Latest update March 21st, 2025 7:03 AM
Dec 25, 2019 News
By Michael Jordan
I once lived in a world of dragons, giants, elves, boy-wizards, brave knights, war heroes and super-heroes, beautiful damsels and evil witches. Sometimes I still do.
I was fortunate to have grown up in a house that was always filled with books, and there wasn’t always an adult around to read for you. So I found myself, at an early age, living in a fantasy world with King Arthur and his knights, Robin Hood and his Merry Men, The Snow Queen (on which the movie “Frozen’ is based); of fighting witches in Tales by the Brothers Grimm (from which a television series was created). There were the comic books, with Batman, the X-Men.
I memorised the Green lantern’s mantra:
“In brightest day or darkest night no evil will escape my sight let those who worship evil’s might beware my power, Green Lantern’s light…”
Like me, all my siblings were bitten by the reading bug. I still remember the evening that my eldest brother came home from Literature classes, excited over some new poems he had learned.
For about two hours he kept me enthralled with a ghostly Scottish ballad about a girl who drowned while going out in the mist to get her family’s cattle (pretty morbid, I guess), and the haunting ‘Rhyme of The Ancient Mariner’.
We ‘borrowed’ books like Miguel Street from our father’s bookshelf, and laughed at the antics of ‘Man-man’ who said he wanted to be crucified; ‘Laura’, who had eight children with seven men (or was it the other way around?) and ‘Baku’, the ‘mechanical genius.’
Books began to appear with toys under our Christmas tree, but sadly, giving books as Christmas presents seems to be a thing of the past.
Austin’s Book Store was one of the few places without the seasonal throng of shoppers when I went there a few days before Christmas, despite the virtual treasure trove of children’s books, including the entire Harry Potter series, to fiction and non-fiction books for adults on virtually every subject.
TWO TENNIS RACQUETS
When he was about 12, my eldest brother awoke on December 25th to look for his present under the Christmas tree. His present turned out to be a table tennis set; something he had been yearning for, and a gift that would shape the entire family.
Our father fashioned a tennis table and we were soon playing daily. Afternoons, his school friends began to drop in, and that trend continued when we moved to Tucville. The tables became regulation size and height. The old racquets changed to more effective types, and our father kept ‘upgrading’ the tables.
I was about eight or nine when I first held a table tennis racquet. I still remember the first time I played and my class mates found out about my table tennis prowess. I was good enough to be junior inter-centre champion twice when I did a stint in National Service. My eldest brother went on to host a few tennis tournaments at the National Sports Hall.

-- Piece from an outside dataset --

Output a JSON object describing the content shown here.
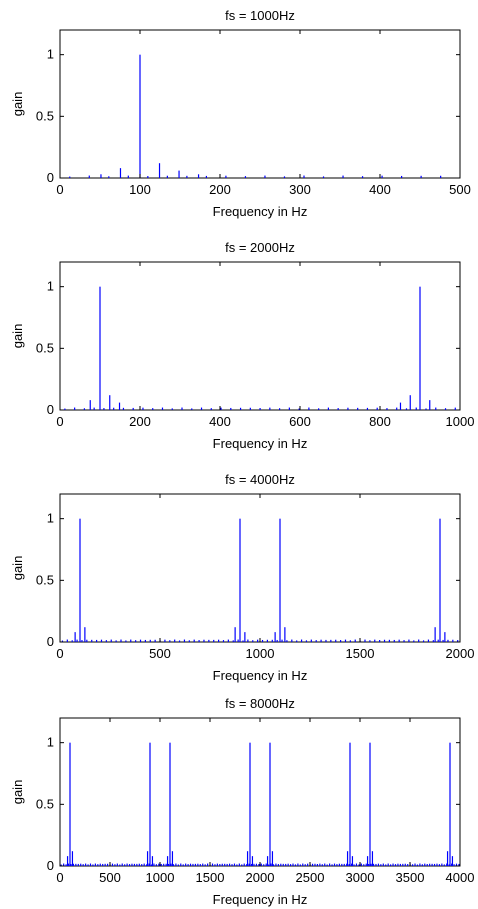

He took his love for the game to the US when he migrated, and his eldest son, in the US, now plays a high standard of table tennis.
But the greatest impact that dad’s tennis racquets had on us was to give us boys a chance to bond with our peers; to make a drove of good, long-lasting friends. We played tennis. We sometimes fought.
Last October, when we all gathered in Florida for our mother’s ninetieth birthday; the love of the game returned when my brother, his eldest son and I, along with two cousins, played for hours at a gym.
TEDDY
He came into my youngest sister’s life when she was about three. He had light-brown fur, glass eyes and tiny ears. Like her dolls, he never had a name. He was just plain teddy.
It wasn’t love at first sight, though. My sister was used to dolls, and she was at first taken aback by this furry, short-eared, glass-eyed creature. But the two eventually became almost inseparable, and her favourite toy.
But Teddy also had a hard life. He occasionally lost his glass eyes, his rubber nose, his ears, hands, sawdust stuffing, and sometimes, even his head.
As a ‘big brother’, I found myself thrust into the role of Teddy’s surgeon; a role I took seriously to pacify my tearful sister. It became my role to stitch back on an ear, his black rubber nose, to push the stuffing that was leaking out from under an arm.
I forgot all about Teddy until my sister reminded me of him on my last birthday. She said she told her sons how I used to administer to her stricken toy. I was surprised that she remembered.
“I wonder what ever happened to that teddy bear?” she said.
I don’t know. But what matters is that books, a table tennis set and a teddy bear are gifts that can give us memories that we can cherish for a lifetime.